The development of post-mortem procedures and growing awareness of patients' rights led to the cessation of further brain addition to the group in 1982. A long and heated debate ensued about what to do with it and the Danish State Ethics Council eventually decided that it should be preserved and used for scientific research. In 2018, the brains, which had long existed in Aarhus in western Denmark, were transferred to the University of Southern Denmark in Odense.

In 2018 the brains that were located in Aarhus were transferred to the University of Southern Denmark in Odense (French)

Time capsule for brain diseases

Over the years, research on preserved brains has covered a wide range of diseases, including dementia, schizophrenia, bipolar disorder and depression.

Pathologist Martin Weerenfeldt-Nielsen said the debate over the brain set was "radically over, and people now see it as impressive scientific research that is very useful in learning more about mental illness".

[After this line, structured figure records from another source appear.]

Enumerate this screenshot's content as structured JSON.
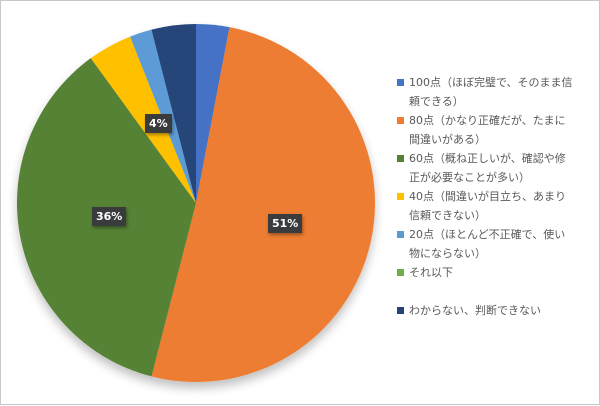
{
  "chart_data": {
    "type": "pie",
    "title": "",
    "start_angle_deg": 0,
    "direction": "clockwise",
    "categories": [
      "100点（ほぼ完璧で、そのまま信頼できる）",
      "80点（かなり正確だが、たまに間違いがある）",
      "60点（概ね正しいが、確認や修正が必要なことが多い）",
      "40点（間違いが目立ち、あまり信頼できない）",
      "20点（ほとんど不正確で、使い物にならない）",
      "それ以下",
      "わからない、判断できない"
    ],
    "values": [
      3,
      51,
      36,
      4,
      2,
      0,
      4
    ],
    "colors": [
      "#4472c4",
      "#ed7d31",
      "#548235",
      "#ffc000",
      "#5b9bd5",
      "#70ad47",
      "#264478"
    ],
    "data_labels": [
      {
        "category_index": 1,
        "text": "51%"
      },
      {
        "category_index": 2,
        "text": "36%"
      },
      {
        "category_index": 3,
        "text": "4%"
      }
    ],
    "legend_position": "right"
  },
  "labels": {
    "l80": "51%",
    "l60": "36%",
    "l40": "4%"
  },
  "legend": {
    "items": [
      {
        "line1": "100点（ほぼ完璧で、そのまま信",
        "line2": "頼できる）",
        "color": "#4472c4"
      },
      {
        "line1": "80点（かなり正確だが、たまに",
        "line2": "間違いがある）",
        "color": "#ed7d31"
      },
      {
        "line1": "60点（概ね正しいが、確認や修",
        "line2": "正が必要なことが多い）",
        "color": "#548235"
      },
      {
        "line1": "40点（間違いが目立ち、あまり",
        "line2": "信頼できない）",
        "color": "#ffc000"
      },
      {
        "line1": "20点（ほとんど不正確で、使い",
        "line2": "物にならない）",
        "color": "#5b9bd5"
      },
      {
        "line1": "それ以下",
        "color": "#70ad47"
      },
      {
        "line1": "わからない、判断できない",
        "color": "#264478"
      }
    ]
  }
}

What sets this group apart from any other in the world is that the brains collected during the first decade were untouched by modern drugs, which could be considered a time capsule of sorts for mental illness. Susanna Aznar, a neurobiologist and Parkinson's disease expert who works at a research hospital in Copenhagen, is currently using the group as part of her team's research project.

"These brains are unique in that they enable scientists to see the effects of modern treatments in those who are being treated with the treatments we have now," Aznar said, adding that patients' brains nowadays may have changed due to the different treatments they have undergone, so when we compare them with the set of preserved brains we will be able to see "if these changes are related to the type of treatments," according to Aznar.